When state-level unemployment goes up, so does binge drinking, reveals a new study by principal investigator Michael T. French, professor of health economics and director of the College of Arts and Sciences’ Health Economics Research Group. Published in the journal Health Economics, the study finds that worsening macroeconomic conditions also increase drunk driving and alcohol abuse/dependence across all ethnic groups and in both genders. And even those with jobs are more likely to drive under the influence and binge drink in a tanking economy.

 

Big Clue in Lou Gehrig’s Disease

Miller School of Medicine researchers are among an international group of scientists who made a major discovery in what causes the neurodegenerative disorder amyotrophic lateral sclerosis (ALS), or Lou Gehrig’s disease. The finding was published in the journal Neuron. Investigators identified on chromosome 9 a genetic abnormality that is probably the most common cause of familial ALS discovered to date. More important, it may also be the cause in a significant minority of individuals with apparently sporadic (non-familial) ALS. Neurologists Michael G. Benatar, associate professor, Neuromuscular Division chief, and Walter Bradley Chair in ALS Research, and Joanne Wuu, research assistant professor in the Clinical Translational Research Division, were co-authors of the Miller School arm of the study.

 

The Umpire State

During Major League Baseball’s six-month season, 30 teams play 2,430 games across 27 cities.
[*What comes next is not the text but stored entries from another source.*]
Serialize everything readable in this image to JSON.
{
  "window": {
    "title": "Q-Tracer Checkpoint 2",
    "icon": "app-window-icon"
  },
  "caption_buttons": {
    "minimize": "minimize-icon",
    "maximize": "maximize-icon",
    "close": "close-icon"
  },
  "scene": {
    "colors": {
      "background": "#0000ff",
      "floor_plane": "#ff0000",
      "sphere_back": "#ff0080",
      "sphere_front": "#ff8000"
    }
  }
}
Tallys Yunes, assistant professor of management science at the School of Business Administration, and his collaborators have created a computational solution for the dizzying task of scheduling umpires that’s been used for five of the past six seasons. Previously a former umpire would spend weeks devising the umpire crew schedule manually in Excel. Now it takes just days, with optimized results. The journal Interfaces published the study.